Sites and blogs are mainly about buying and selling

There are a few altruistic souls who maintain websites as a service; a few persons that just like to write, but mostly what I see on the web is that it is being used for self-promotion. I suppose it’s understandable. People, if they enjoy writing at all, mostly write to their friends, and for that they don’t need websites. There is social media, messengers and what have you. So the open web becomes a marketplace.

Lately I have been growing bored with even my alternative social media. Sometimes it’s nice to feel that others are seeing one’s content; yet just as people are lazy about writing, they tend to be lazy about reading, or even viewing material produced by others. And this is understandable too.

Initially, or each time I return to social media, I tend to share more in the beginning, till gradually it peters off. Eventually I end up mainly commenting or sharing what others have shared. It gets a bit stale. I do enjoy the alternative social media as a source of new information.

Sometimes I’ve permitted Google and search engines to include my content, and at other periods I’ve used the noindex nofollow flags. But for the greater part of its existence, the blog has been private or undiscoverable.

So why, in fact, maintain a blog, other than for the perfectly legitimate purpose of self-promotion? I think a blog can be a place where one can broadcast, in a non-intrusive way, what one feels, thinks, believes in, is going through, has experienced, wishes to relate, etc. It is not “in your face” like social media. Indeed it is so far removed from being “in your face” that it is likely that no one ever sees it. But it’s out there none the less.

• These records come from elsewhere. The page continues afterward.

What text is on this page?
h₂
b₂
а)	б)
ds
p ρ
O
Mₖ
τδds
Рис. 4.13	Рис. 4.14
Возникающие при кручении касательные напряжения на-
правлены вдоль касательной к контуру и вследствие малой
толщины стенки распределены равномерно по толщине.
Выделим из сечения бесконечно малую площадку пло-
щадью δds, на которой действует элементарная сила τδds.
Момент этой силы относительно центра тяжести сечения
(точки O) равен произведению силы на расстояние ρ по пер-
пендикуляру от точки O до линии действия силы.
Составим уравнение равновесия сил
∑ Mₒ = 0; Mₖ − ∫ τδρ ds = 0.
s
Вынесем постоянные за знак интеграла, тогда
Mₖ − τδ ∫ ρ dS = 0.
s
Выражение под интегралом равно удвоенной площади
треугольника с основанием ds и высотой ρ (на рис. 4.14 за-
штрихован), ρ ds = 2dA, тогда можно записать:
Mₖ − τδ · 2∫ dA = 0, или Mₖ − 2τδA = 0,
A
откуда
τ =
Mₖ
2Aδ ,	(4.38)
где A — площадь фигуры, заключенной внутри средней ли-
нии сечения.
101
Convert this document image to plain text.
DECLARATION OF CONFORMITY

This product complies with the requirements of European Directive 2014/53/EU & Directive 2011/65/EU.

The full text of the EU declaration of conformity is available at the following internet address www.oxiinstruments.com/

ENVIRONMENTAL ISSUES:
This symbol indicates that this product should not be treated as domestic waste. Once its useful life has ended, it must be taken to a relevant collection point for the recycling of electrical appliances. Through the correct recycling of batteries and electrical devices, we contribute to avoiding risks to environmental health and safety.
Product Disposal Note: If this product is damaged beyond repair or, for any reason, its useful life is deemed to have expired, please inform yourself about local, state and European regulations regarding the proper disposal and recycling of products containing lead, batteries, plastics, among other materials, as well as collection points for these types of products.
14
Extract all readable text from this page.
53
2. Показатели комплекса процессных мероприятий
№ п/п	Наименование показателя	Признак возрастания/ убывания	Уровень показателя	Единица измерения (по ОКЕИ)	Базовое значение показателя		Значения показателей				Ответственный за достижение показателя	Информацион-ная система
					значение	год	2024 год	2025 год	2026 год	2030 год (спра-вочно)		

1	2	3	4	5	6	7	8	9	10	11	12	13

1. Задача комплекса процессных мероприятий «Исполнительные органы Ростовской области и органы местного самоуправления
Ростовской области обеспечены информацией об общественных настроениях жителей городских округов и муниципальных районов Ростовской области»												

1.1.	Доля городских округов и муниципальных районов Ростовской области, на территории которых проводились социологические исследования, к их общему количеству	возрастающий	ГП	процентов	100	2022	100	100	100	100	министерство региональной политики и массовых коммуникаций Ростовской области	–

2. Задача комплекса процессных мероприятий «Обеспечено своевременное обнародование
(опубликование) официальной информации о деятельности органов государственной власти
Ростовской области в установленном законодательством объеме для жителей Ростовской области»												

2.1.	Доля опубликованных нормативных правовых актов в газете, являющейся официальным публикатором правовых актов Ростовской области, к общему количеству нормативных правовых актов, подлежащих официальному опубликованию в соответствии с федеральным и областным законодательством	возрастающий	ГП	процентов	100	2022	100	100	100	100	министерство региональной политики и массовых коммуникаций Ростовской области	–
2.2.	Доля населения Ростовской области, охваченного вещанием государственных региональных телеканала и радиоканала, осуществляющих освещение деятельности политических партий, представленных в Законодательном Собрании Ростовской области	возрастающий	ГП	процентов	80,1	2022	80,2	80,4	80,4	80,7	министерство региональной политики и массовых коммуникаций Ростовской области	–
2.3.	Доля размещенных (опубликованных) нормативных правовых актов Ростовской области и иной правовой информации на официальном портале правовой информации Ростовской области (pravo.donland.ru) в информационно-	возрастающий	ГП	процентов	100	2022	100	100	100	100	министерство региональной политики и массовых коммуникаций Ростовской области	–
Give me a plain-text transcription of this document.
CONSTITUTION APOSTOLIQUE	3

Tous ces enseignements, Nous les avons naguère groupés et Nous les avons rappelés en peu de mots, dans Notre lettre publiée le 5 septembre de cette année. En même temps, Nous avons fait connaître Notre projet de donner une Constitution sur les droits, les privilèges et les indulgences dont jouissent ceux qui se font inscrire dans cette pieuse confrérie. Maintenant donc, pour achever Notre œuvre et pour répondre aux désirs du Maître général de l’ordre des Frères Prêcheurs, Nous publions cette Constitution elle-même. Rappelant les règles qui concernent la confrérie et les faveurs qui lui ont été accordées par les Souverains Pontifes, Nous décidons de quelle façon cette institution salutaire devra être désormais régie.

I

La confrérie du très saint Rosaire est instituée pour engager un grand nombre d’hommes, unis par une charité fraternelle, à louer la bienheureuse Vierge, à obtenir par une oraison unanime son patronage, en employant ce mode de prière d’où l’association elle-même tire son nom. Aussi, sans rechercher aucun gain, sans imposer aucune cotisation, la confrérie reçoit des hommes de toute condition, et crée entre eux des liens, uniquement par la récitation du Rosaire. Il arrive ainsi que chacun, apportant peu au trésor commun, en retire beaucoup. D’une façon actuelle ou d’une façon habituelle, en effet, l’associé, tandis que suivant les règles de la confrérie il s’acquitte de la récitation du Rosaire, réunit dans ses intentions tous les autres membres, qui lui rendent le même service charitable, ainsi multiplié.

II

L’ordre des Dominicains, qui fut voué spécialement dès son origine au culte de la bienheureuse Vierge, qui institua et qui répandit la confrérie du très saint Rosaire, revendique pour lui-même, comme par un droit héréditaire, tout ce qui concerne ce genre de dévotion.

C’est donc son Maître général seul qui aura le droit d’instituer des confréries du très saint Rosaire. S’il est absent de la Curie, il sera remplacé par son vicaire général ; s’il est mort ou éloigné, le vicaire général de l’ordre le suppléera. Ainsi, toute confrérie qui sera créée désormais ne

So, here is my blog, my stash of thoughts, ruminations, feelings and reminiscences. Boring or interesting, common or unusual, uniquely my own in their combination, whatever.

Moved blog again

This blog goes back to 2003, though I’ve made most of the early posts private. Over this period it’s been on various blogging platforms on a number of hosts. Sometimes I’ve taken it offline, or marked the whole thing as private. I also do quite a lot of writing offline, in text files or in paper notebooks. For the last few months I’ve been doing the latter. Then I learned about Nearlyfreespeech.com, and decided to move it there. It was a little hard to set up, but certainly wasn’t the hardest hosting arrangement I’ve struggled with, and the transfer went smoothly. I thought about buying a Genesis theme that I fancied, then decided to use Weaver Extreme. Weaver really offers a flexible and easy framework and is fine especially for the minimalistic look I want, with a separation between different post categories. For now, I’ve removed the photo albums I’d started to establish, in order to keep storage space down and the hosting cheap. For now, I’m happy with the result. I’ll probably do a couple of other things later, like adding a Let’s Encrypt certificate.